5 o 10 anni fa, percepivo molto più stigma e pregiudizi intorno a certi argomenti. Ricordo ancora lo scetticismo dei miei interlocutori quando ai tempi dell’Università, nel 2013, avanzavo per la prima volta l’ipotesi che fossi nello spettro autistico. Come ricordo, tra il 2018 ed il 2019, la difficoltà di trovare una dimensione lavorativa adeguata al mio funzionamento.
Oggi sembra esserci più attenzione e apertura verso le persone neurodivergenti. Un termine utilizzato per indicare non solo le persone nello spettro autistico, ma un termine “umbrella” che indica un insieme di persone con un funzionamento neurologico che “diverge dalla norma”. Non intesa come un’anomalia ma una diversità rispetto quella che è considerata la maggioranza. (Ripeto e spiego meglio questo concetto più avanti).

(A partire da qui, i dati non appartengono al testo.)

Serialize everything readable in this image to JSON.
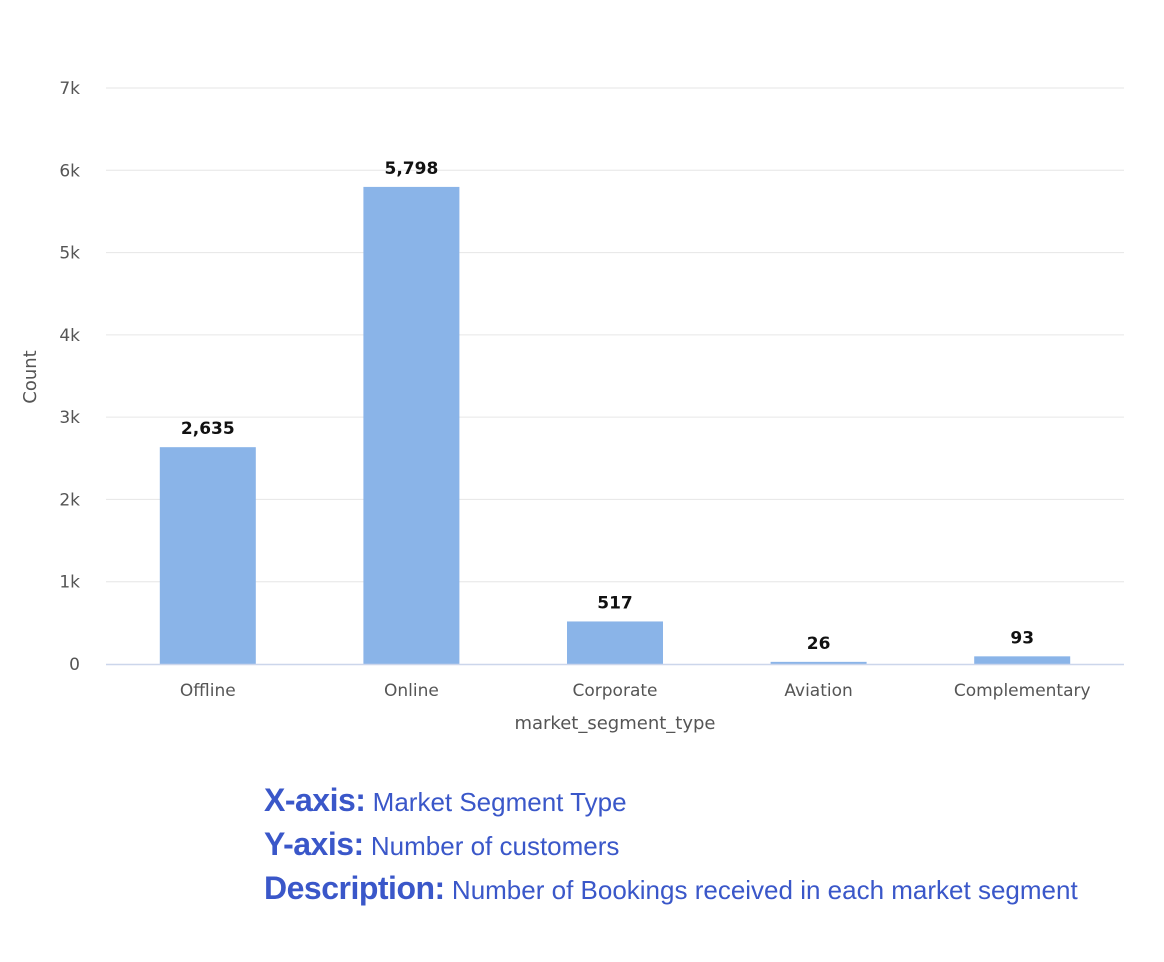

Tuttavia, il rischio è che questa consapevolezza rimanga limitata a gruppi o ambienti già sensibili al tema, creando così una sorta di “bolla” in cui si parla di neurodiversità senza che l’impatto si estenda all’intera società.
E nonostante l’eco e la viralità dei social abbiano contribuito alla divulgazione di certe tematiche, un rischio diametralmente opposto è di far diventare questo interesse solo una tendenza temporanea, una “moda”. Oppure di trattarlo con superficialità sfruttando la viralità del momento.
La verità è che, nonostante i progressi, il riconoscimento e il supporto delle neurodivergenze non possono essere interesse solo di nicchie o ambienti specifici.Per questo motivo ho ritenuto opportuno approfondire, ancora una volta, perché è importante parlare di neurodiversità nel tech e nel mondo lavorativo. Andando oltre quello che già è stato detto sui social.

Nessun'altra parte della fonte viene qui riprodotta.